Alexander König

Alexander König - Foreword
For this year's winter tour of the Spinnerei Galleries, Alexander König is presenting three works in the Filipp Gallery, to which the title of the presentation "Preface" does justice in several respects.

The works are based on the so-called master engravings by Albrecht Dürer, which were created in 1513 and 1514. König appropriates these engravings, quasi as an anniversary edition for the 500th birthday, and works out a new picture from their composition in each case.

In this way, the master engravings serve as a preface to König's works, just as the engravings as a high point of northern Alpine Renaissance graphic art can be read as a preface to the creation of art itself, as it took place in northern Europe from Dürer onwards. König transposes the three engravings into a painting which, although based on the prints, neither imitates them nor interprets them in the classical sense. Rather, the artist creates works from the source material that he fully subordinates to his own pictorial rhetoric and theme. In doing so, it is of no importance to him to check image entitlements. He neither updates nor poses the question of how things can continue after Dürer's "perfection" and the fragmentation of modernism.

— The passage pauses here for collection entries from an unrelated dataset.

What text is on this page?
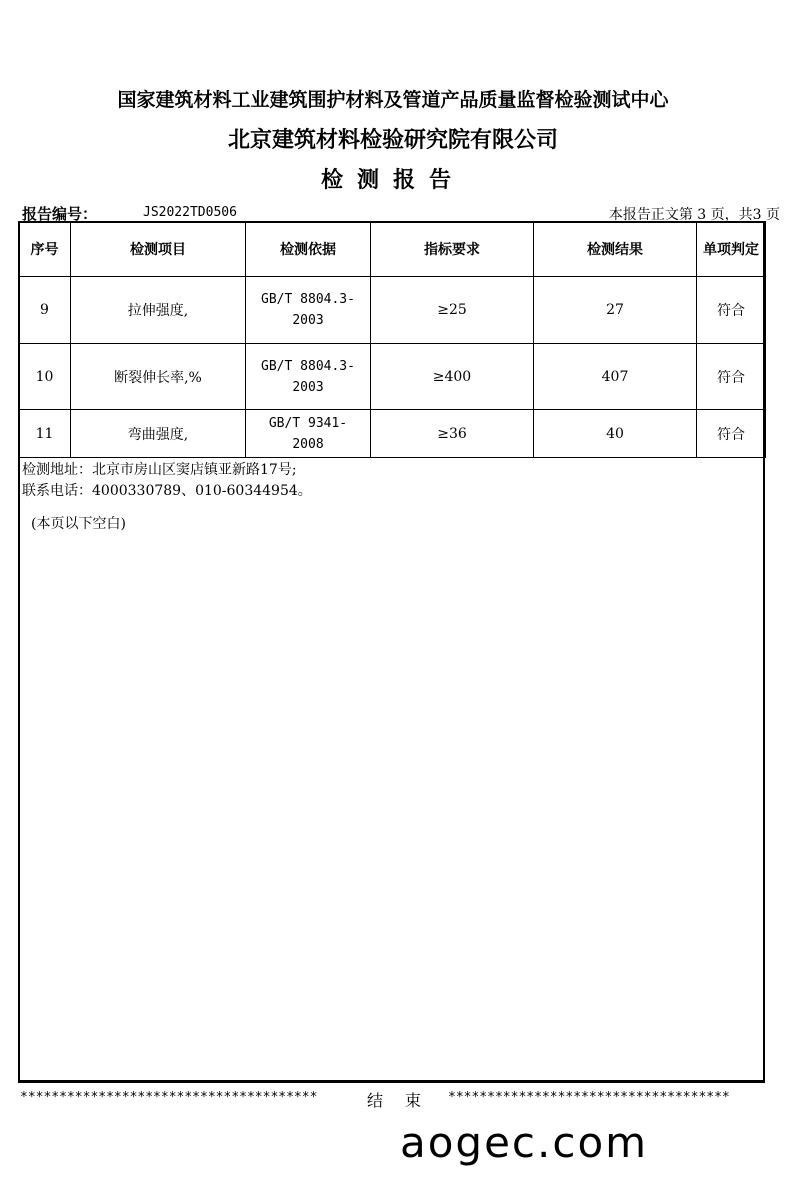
国家建筑材料工业建筑围护材料及管道产品质量监督检验测试中心
北京建筑材料检验研究院有限公司
检测报告
报告编号：	JS2022TD0506	本报告正文第 3 页，共3 页
序号	检测项目	检测依据	指标要求	检测结果	单项判定
9	拉伸强度,	GB/T 8804.3-2003	≥25	27	符合
10	断裂伸长率,%	GB/T 8804.3-2003	≥400	407	符合
11	弯曲强度,	GB/T 9341-2008	≥36	40	符合
检测地址：北京市房山区窦店镇亚新路17号;
联系电话：4000330789、010-60344954。
(本页以下空白)
**************************************	结束 ************************************
aogec.com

The engravings of the Nuremberg master only provide Alexander König with a compositional and narrative stimulus. In this he is closer to Picasso than to the descendants and theoreticians of 'Appropriation Art' [in 1957 Picasso created his cycle "Las Meninas" after Velázquez's "Las Meninas" of 1656]. Dürer gives the occasion, out came König, who decides on direction, statement, figuration and dramaturgy: The "Melencolia" is given the direction of the printing plate, thus already becoming, as it were, the preface for Dürer's finished engraving; Jerome's enclosure is a claustrophobic, dramatic chamber; knight and death exchange roles and force each other, the devil is in the detail, but heavy and massive. König keeps visible the chain that connects his works with Dürer's "prefaces": He is not concerned with a game for initiates. In his works, König focuses on the aspects of the prints that are essential to his pictorial theme, ensures that the reference is recognised, but dispenses with their immanent, but for him not decisive, time-bound symbolism. For him, pictorial power comes before pictorial narrative.

Yet another aspect of König's chosen title "Preface" should not be ignored: The presentation is a reference to a major 'Alexander König: Werkschau' planned in all four cabinets at Josef Filipp in September 2015.